I've been trying to learn Perl for a few days, and am still frequently surprised and sometimes mystified at how and why it does things. Here is my latest puzzle: why are the following two blocks of code not equivalent?
my $thing = '';
bless \$thing; # class is implicit
versus
my $thing = \'';
bless $thing; # class again implicit
The second form says "Modification of a read-only value attempted" on the second line.
\'' is a reference to a literal.
\$thing is a reference to $thing. The value of $thing is set to the empty string at the moment.
The reason for the error you are getting is the same as the reason the following will give you the same error:
my $thing = \5;
$$thing = 10;
bless modifies the thing to which its first argument refers. In this case, and in yours, $x refers to something that is not modifiable.
See perldoc perlobj:
Objects Are Blessed; Variables Are Not
When we
blesssomething, we are not blessing the variable which contains a reference to that thing, nor are we blessing the reference that the variable stores; we are blessing the thing that the variable refers to (sometimes known as the referent). (emphasis mine)

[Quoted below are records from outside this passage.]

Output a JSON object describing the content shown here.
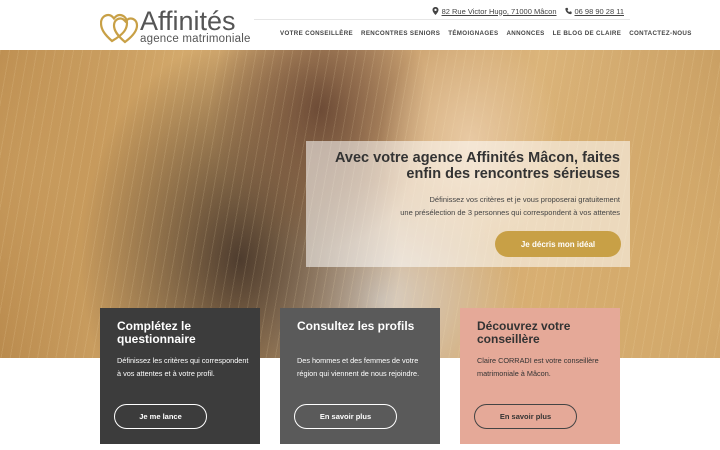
{
  "brand": {
    "name": "Affinités",
    "tagline": "agence matrimoniale",
    "accent": "#c8a046"
  },
  "contact": {
    "address": "82 Rue Victor Hugo, 71000 Mâcon",
    "phone": "06 98 90 28 11",
    "address_icon": "map-pin-icon",
    "phone_icon": "phone-icon"
  },
  "nav": {
    "items": [
      {
        "label": "VOTRE CONSEILLÈRE"
      },
      {
        "label": "RENCONTRES SENIORS"
      },
      {
        "label": "TÉMOIGNAGES"
      },
      {
        "label": "ANNONCES"
      },
      {
        "label": "LE BLOG DE CLAIRE"
      },
      {
        "label": "CONTACTEZ-NOUS"
      }
    ]
  },
  "hero": {
    "title": "Avec votre agence Affinités Mâcon, faites enfin des rencontres sérieuses",
    "text_line1": "Définissez vos critères et je vous proposerai gratuitement",
    "text_line2": "une présélection de 3 personnes qui correspondent à vos attentes",
    "cta_label": "Je décris mon idéal"
  },
  "cards": [
    {
      "title": "Complétez le questionnaire",
      "text": "Définissez les critères qui correspondent à vos attentes et à votre profil.",
      "button": "Je me lance",
      "color": "#3c3c3c"
    },
    {
      "title": "Consultez les profils",
      "text": "Des hommes et des femmes de votre région qui viennent de nous rejoindre.",
      "button": "En savoir plus",
      "color": "#5a5a5a"
    },
    {
      "title": "Découvrez votre conseillère",
      "text": "Claire CORRADI est votre conseillère matrimoniale à Mâcon.",
      "button": "En savoir plus",
      "color": "#e5a998"
    }
  ]
}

If you want a class backed by a scalar, you can do this:
#!/usr/bin/env perl
use v5.10;
package MyString;
use strict; use warnings;
sub new {
my ($class, $self) = @_;
bless \$self => $class;
}
sub content { ${$_[0] }
sub length { length ${$_[0]} }
package main;
use strict; use warnings;
my $string => MyString->new("Hello World");
say $string->$_ for qw(content length);
Of course, you need to exercise discipline and not modify instance data through the backdoor as in $$string = "Bye bye cruel world".